NEW YORK — Members of New York's Jewish community lambasted the International Olympic Committee's refusal to hold a minute of silence Friday for Israeli athletes massacred at the Munich games 40 years ago.
"There are three words I have for the International Olympic Committee," Eliot Engel, a congressman from New York state, said at a ceremony in Manhattan. "Shame on you!"
Engel was among dozens of Israeli and Jewish-American leaders holding their own minute of silence to remember the 11 victims killed at the hands of Palestinian militants in the 1972 bloodbath .
A large board with the black and white photos of the 11 stood next to the podium on a sidewalk where speaker after speaker excoriated IOC President Jacques Rogge for ruling that no official minute of silence would be held at the opening of the London games Friday.
Among them was Avi Melamed, an unofficial coach with the Israeli swimming team in Munich who narrowly escaped death.
"It's just a moment of silence we're asking for to commemorate the first Olympic battlefield," he said, recalling the terrifying moments after gunmen burst into the Israeli residence in the Olympic Village.

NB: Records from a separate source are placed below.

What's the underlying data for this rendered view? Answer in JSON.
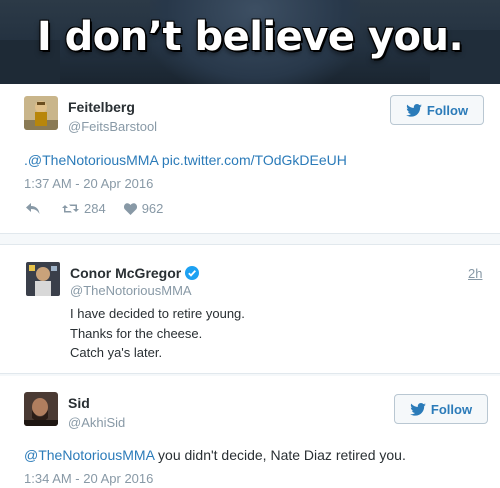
{
  "banner": {
    "caption": "I don’t believe you."
  },
  "tweet1": {
    "name": "Feitelberg",
    "handle": "@FeitsBarstool",
    "follow_label": "Follow",
    "text_mention": ".@TheNotoriousMMA",
    "text_link": " pic.twitter.com/TOdGkDEeUH",
    "timestamp": "1:37 AM - 20 Apr 2016",
    "retweets": "284",
    "likes": "962"
  },
  "tweet2": {
    "name": "Conor McGregor",
    "handle": "@TheNotoriousMMA",
    "age": "2h",
    "lines": [
      "I have decided to retire young.",
      "Thanks for the cheese.",
      "Catch ya's later."
    ]
  },
  "tweet3": {
    "name": "Sid",
    "handle": "@AkhiSid",
    "follow_label": "Follow",
    "text_mention": "@TheNotoriousMMA",
    "text_rest": " you didn't decide, Nate Diaz retired you.",
    "timestamp": "1:34 AM - 20 Apr 2016"
  },
  "colors": {
    "link": "#2b7bb9",
    "muted": "#8899a6",
    "verified": "#1da1f2"
  },
  "icons": [
    "twitter-bird-icon",
    "reply-icon",
    "retweet-icon",
    "heart-icon",
    "verified-badge-icon"
  ]
}
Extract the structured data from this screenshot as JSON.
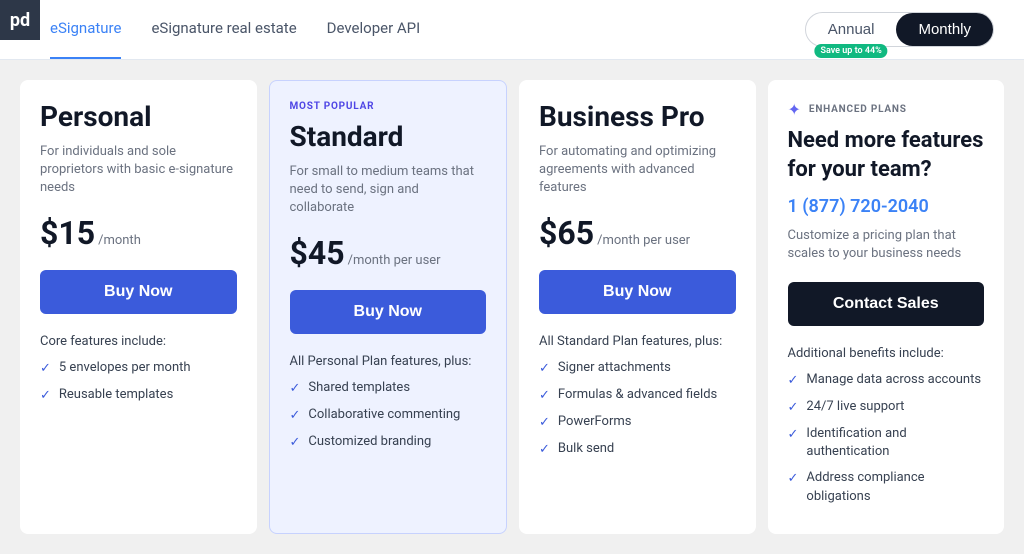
{
  "logo": {
    "icon": "pd"
  },
  "nav": {
    "tabs": [
      {
        "label": "eSignature",
        "active": true
      },
      {
        "label": "eSignature real estate",
        "active": false
      },
      {
        "label": "Developer API",
        "active": false
      }
    ],
    "toggle": {
      "annual_label": "Annual",
      "monthly_label": "Monthly",
      "save_badge": "Save up to 44%",
      "active": "monthly"
    }
  },
  "plans": [
    {
      "id": "personal",
      "name": "Personal",
      "description": "For individuals and sole proprietors with basic e-signature needs",
      "price": "$15",
      "period": "/month",
      "button_label": "Buy Now",
      "features_label": "Core features include:",
      "features": [
        "5 envelopes per month",
        "Reusable templates"
      ],
      "most_popular": false
    },
    {
      "id": "standard",
      "name": "Standard",
      "description": "For small to medium teams that need to send, sign and collaborate",
      "price": "$45",
      "period": "/month per user",
      "button_label": "Buy Now",
      "features_label": "All Personal Plan features, plus:",
      "features": [
        "Shared templates",
        "Collaborative commenting",
        "Customized branding"
      ],
      "most_popular": true,
      "most_popular_label": "MOST POPULAR"
    },
    {
      "id": "business_pro",
      "name": "Business Pro",
      "description": "For automating and optimizing agreements with advanced features",
      "price": "$65",
      "period": "/month per user",
      "button_label": "Buy Now",
      "features_label": "All Standard Plan features, plus:",
      "features": [
        "Signer attachments",
        "Formulas & advanced fields",
        "PowerForms",
        "Bulk send"
      ],
      "most_popular": false
    }
  ],
  "enhanced": {
    "label": "ENHANCED PLANS",
    "title": "Need more features for your team?",
    "phone": "1 (877) 720-2040",
    "description": "Customize a pricing plan that scales to your business needs",
    "button_label": "Contact Sales",
    "features_label": "Additional benefits include:",
    "features": [
      "Manage data across accounts",
      "24/7 live support",
      "Identification and authentication",
      "Address compliance obligations"
    ]
  }
}
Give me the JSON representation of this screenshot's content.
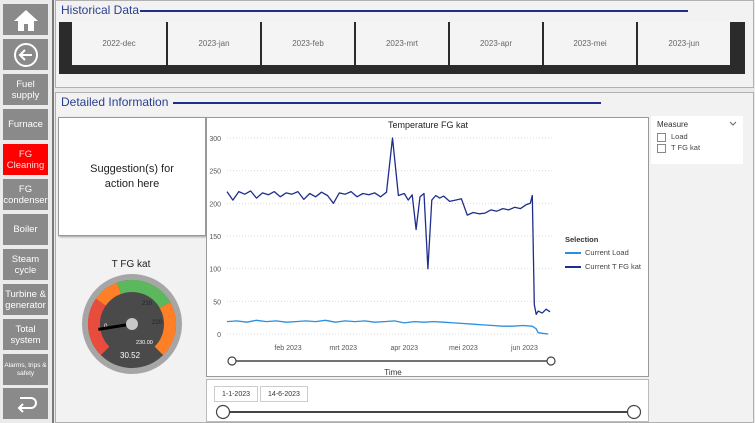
{
  "nav": {
    "items": [
      {
        "label": "Fuel supply"
      },
      {
        "label": "Furnace"
      },
      {
        "label": "FG Cleaning"
      },
      {
        "label": "FG condenser"
      },
      {
        "label": "Boiler"
      },
      {
        "label": "Steam cycle"
      },
      {
        "label": "Turbine & generator"
      },
      {
        "label": "Total system"
      },
      {
        "label": "Alarms, trips & safety"
      }
    ],
    "active_color": "#ff0000",
    "button_color": "#8a8a8a"
  },
  "historical": {
    "title": "Historical Data",
    "months": [
      "2022-dec",
      "2023-jan",
      "2023-feb",
      "2023-mrt",
      "2023-apr",
      "2023-mei",
      "2023-jun"
    ]
  },
  "detailed": {
    "title": "Detailed Information",
    "suggestion": "Suggestion(s) for action here"
  },
  "gauge": {
    "title": "T FG kat",
    "value_label": "30.52",
    "value": 30.52,
    "max_label": "230.00",
    "min": 0,
    "max": 230,
    "ticks": [
      "0",
      "210",
      "220"
    ],
    "zones": [
      "#e74c3c",
      "#ff7f27",
      "#5cb85c"
    ]
  },
  "measure": {
    "title": "Measure",
    "options": [
      "Load",
      "T FG kat"
    ]
  },
  "date_range": {
    "start": "1-1-2023",
    "end": "14-6-2023"
  },
  "chart_data": {
    "type": "line",
    "title": "Temperature FG kat",
    "xlabel": "Time",
    "ylabel": "",
    "ylim": [
      0,
      300
    ],
    "yticks": [
      0,
      50,
      100,
      150,
      200,
      250,
      300
    ],
    "xticks": [
      "feb 2023",
      "mrt 2023",
      "apr 2023",
      "mei 2023",
      "jun 2023"
    ],
    "xtick_days": [
      31,
      59,
      90,
      120,
      151
    ],
    "xlim_days": [
      0,
      165
    ],
    "legend_title": "Selection",
    "legend_position": "right",
    "grid": true,
    "series": [
      {
        "name": "Current Load",
        "color": "#2a8fe0",
        "x_days": [
          0,
          5,
          10,
          15,
          20,
          25,
          30,
          35,
          40,
          45,
          50,
          55,
          60,
          65,
          70,
          75,
          80,
          85,
          90,
          95,
          100,
          105,
          110,
          115,
          120,
          125,
          130,
          135,
          140,
          145,
          150,
          155,
          157,
          158,
          160,
          163
        ],
        "values": [
          19,
          20,
          18,
          21,
          19,
          20,
          18,
          19,
          20,
          19,
          21,
          18,
          20,
          19,
          20,
          18,
          19,
          20,
          17,
          19,
          18,
          19,
          18,
          17,
          16,
          15,
          14,
          13,
          12,
          12,
          13,
          12,
          8,
          2,
          1,
          0
        ]
      },
      {
        "name": "Current T FG kat",
        "color": "#1f2e8c",
        "x_days": [
          0,
          3,
          6,
          9,
          12,
          15,
          18,
          21,
          24,
          27,
          30,
          33,
          36,
          39,
          42,
          45,
          48,
          51,
          54,
          57,
          60,
          63,
          66,
          69,
          72,
          75,
          78,
          81,
          84,
          87,
          90,
          92,
          94,
          96,
          98,
          100,
          102,
          104,
          106,
          108,
          110,
          113,
          116,
          119,
          122,
          125,
          128,
          131,
          134,
          137,
          140,
          143,
          146,
          149,
          152,
          154,
          155,
          156,
          157,
          158,
          160,
          162,
          164
        ],
        "values": [
          218,
          205,
          218,
          214,
          219,
          208,
          216,
          213,
          218,
          210,
          216,
          214,
          218,
          206,
          215,
          210,
          217,
          212,
          200,
          216,
          214,
          218,
          210,
          215,
          213,
          216,
          210,
          217,
          300,
          212,
          215,
          205,
          213,
          160,
          210,
          215,
          100,
          205,
          212,
          208,
          211,
          203,
          205,
          207,
          182,
          186,
          184,
          185,
          190,
          188,
          192,
          190,
          194,
          192,
          198,
          200,
          212,
          45,
          30,
          35,
          32,
          38,
          34
        ]
      }
    ]
  }
}
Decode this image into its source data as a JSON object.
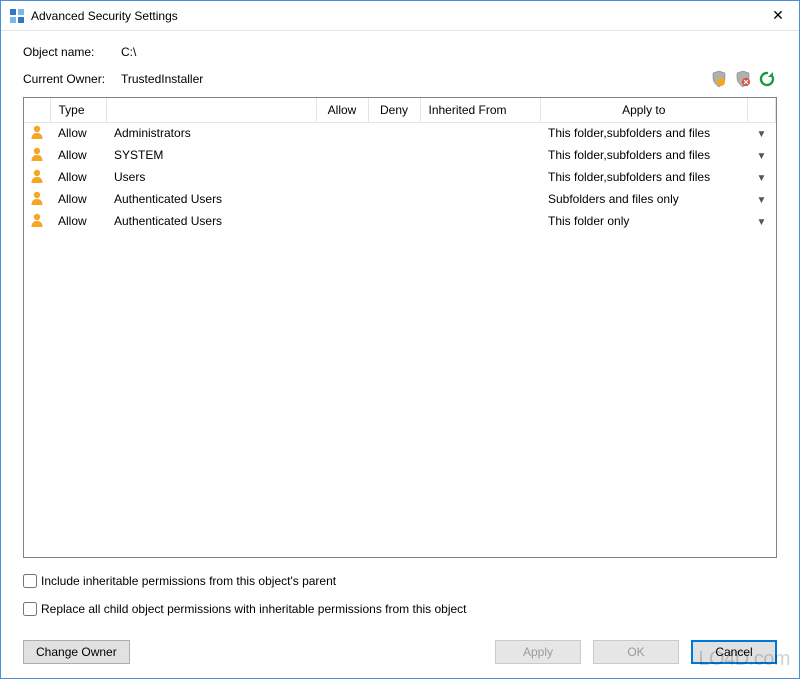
{
  "window": {
    "title": "Advanced Security Settings"
  },
  "object": {
    "label": "Object name:",
    "value": "C:\\"
  },
  "owner": {
    "label": "Current Owner:",
    "value": "TrustedInstaller"
  },
  "columns": {
    "type": "Type",
    "allow": "Allow",
    "deny": "Deny",
    "inherited": "Inherited From",
    "apply": "Apply to"
  },
  "rows": [
    {
      "type": "Allow",
      "principal": "Administrators",
      "allow": "",
      "deny": "",
      "inherited": "",
      "apply": "This folder,subfolders and files"
    },
    {
      "type": "Allow",
      "principal": "SYSTEM",
      "allow": "",
      "deny": "",
      "inherited": "",
      "apply": "This folder,subfolders and files"
    },
    {
      "type": "Allow",
      "principal": "Users",
      "allow": "",
      "deny": "",
      "inherited": "",
      "apply": "This folder,subfolders and files"
    },
    {
      "type": "Allow",
      "principal": "Authenticated Users",
      "allow": "",
      "deny": "",
      "inherited": "",
      "apply": "Subfolders and files only"
    },
    {
      "type": "Allow",
      "principal": "Authenticated Users",
      "allow": "",
      "deny": "",
      "inherited": "",
      "apply": "This folder only"
    }
  ],
  "checkboxes": {
    "inherit": "Include inheritable permissions from this object's parent",
    "replace": "Replace all child object permissions with inheritable permissions from this object"
  },
  "buttons": {
    "change_owner": "Change Owner",
    "apply": "Apply",
    "ok": "OK",
    "cancel": "Cancel"
  },
  "watermark": "LO4D.com"
}
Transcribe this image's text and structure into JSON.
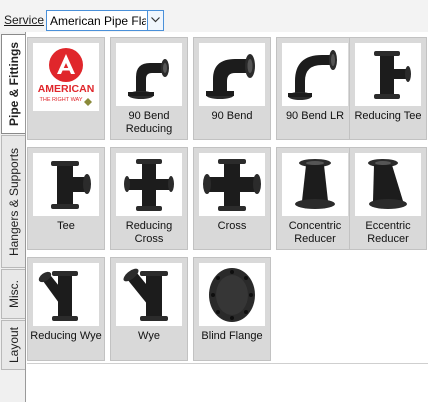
{
  "toolbar": {
    "service_label": "Service",
    "service_value": "American Pipe Flan"
  },
  "tabs": [
    {
      "label": "Pipe & Fittings",
      "active": true
    },
    {
      "label": "Hangers & Supports",
      "active": false
    },
    {
      "label": "Misc.",
      "active": false
    },
    {
      "label": "Layout",
      "active": false
    }
  ],
  "logo": {
    "brand": "AMERICAN",
    "tagline": "THE RIGHT WAY"
  },
  "items": [
    {
      "label": "90 Bend Reducing",
      "icon": "elbow-reducing-icon"
    },
    {
      "label": "90 Bend",
      "icon": "elbow-icon"
    },
    {
      "label": "90 Bend LR",
      "icon": "elbow-long-radius-icon"
    },
    {
      "label": "Reducing Tee",
      "icon": "reducing-tee-icon"
    },
    {
      "label": "Tee",
      "icon": "tee-icon"
    },
    {
      "label": "Reducing Cross",
      "icon": "reducing-cross-icon"
    },
    {
      "label": "Cross",
      "icon": "cross-icon"
    },
    {
      "label": "Concentric Reducer",
      "icon": "concentric-reducer-icon"
    },
    {
      "label": "Eccentric Reducer",
      "icon": "eccentric-reducer-icon"
    },
    {
      "label": "Reducing Wye",
      "icon": "reducing-wye-icon"
    },
    {
      "label": "Wye",
      "icon": "wye-icon"
    },
    {
      "label": "Blind Flange",
      "icon": "blind-flange-icon"
    }
  ],
  "colors": {
    "brand_red": "#e0262b",
    "selection_blue": "#4a90d9",
    "tile_bg": "#d9d9d9",
    "fitting_black": "#1c1c1c"
  }
}
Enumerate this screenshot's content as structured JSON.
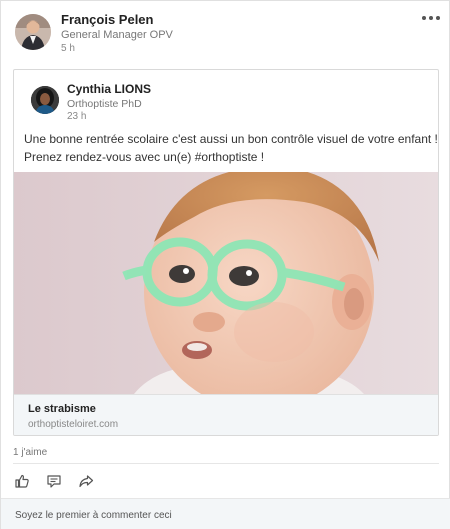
{
  "post": {
    "author_name": "François Pelen",
    "author_title": "General Manager OPV",
    "time": "5 h",
    "more_icon": "more-options-icon"
  },
  "shared": {
    "author_name": "Cynthia LIONS",
    "author_title": "Orthoptiste PhD",
    "time": "23 h",
    "text_line1": "Une bonne rentrée scolaire c'est aussi un bon contrôle visuel de votre enfant !",
    "text_line2": "Prenez rendez-vous avec un(e) #orthoptiste !",
    "link_title": "Le strabisme",
    "link_domain": "orthoptisteloiret.com"
  },
  "social": {
    "likes": "1 j'aime",
    "actions": [
      "like-icon",
      "comment-icon",
      "share-icon"
    ],
    "comment_prompt": "Soyez le premier à commenter ceci"
  },
  "colors": {
    "accent_lens": "#8ee6b5",
    "background": "#ffffff",
    "footer_bg": "#f3f6f8"
  }
}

Rogge, who held an impromptu minute's silence when he toured the Athletes' Village in London on Monday, says that making such a gesture during the opening ceremony would politicize the celebration.
The Munich killings were the worst violence at any Olympics.
Eleven Israeli athletes and coaches, as well as a West German police officer, were killed during an attack and hostage-taking by the Black September group, which was seeking the release of Palestinian prisoners held in Israel.
Melamed, who had swum for Israel in the previous Olympics and was in Munich on an informal coaching basis, told reporters he remembered the shock of waking to gunfire. "I wasn't on a battlefield, or so I thought," he said.
His life was saved when a team member led militants past his room, steering the nightmare away. "Shots and mayhem and total disbelief," the soft-spoken former sportsman, now 68, said when asked to remember the initial moments.
Speakers ridiculed Rogge for saying he did not want to mix politics with sports and suggested the Olympics official was responding to pressure from pro-Palestinian Arab states.
"I'm convinced if it had been any other country than Israel there would have been a minute of silence," Engel said. "They don't want to offend the Arab countries, they don't want to offend the enemies of Israel."
US Secretary of State Hillary Clinton has also urged the IOC to back a minute of silence, a spokeswoman said Thursday.
"We are continuing to talk to them and to the British government about an appropriate way to commemorate this anniversary," spokeswoman Victoria Nuland said.
Joseph Potasnik, vice president of the New York board of rabbis, said it shouldn't be that hard.
"37,360: these are the number of minutes in the entire Olympics and they didn't find one," he said.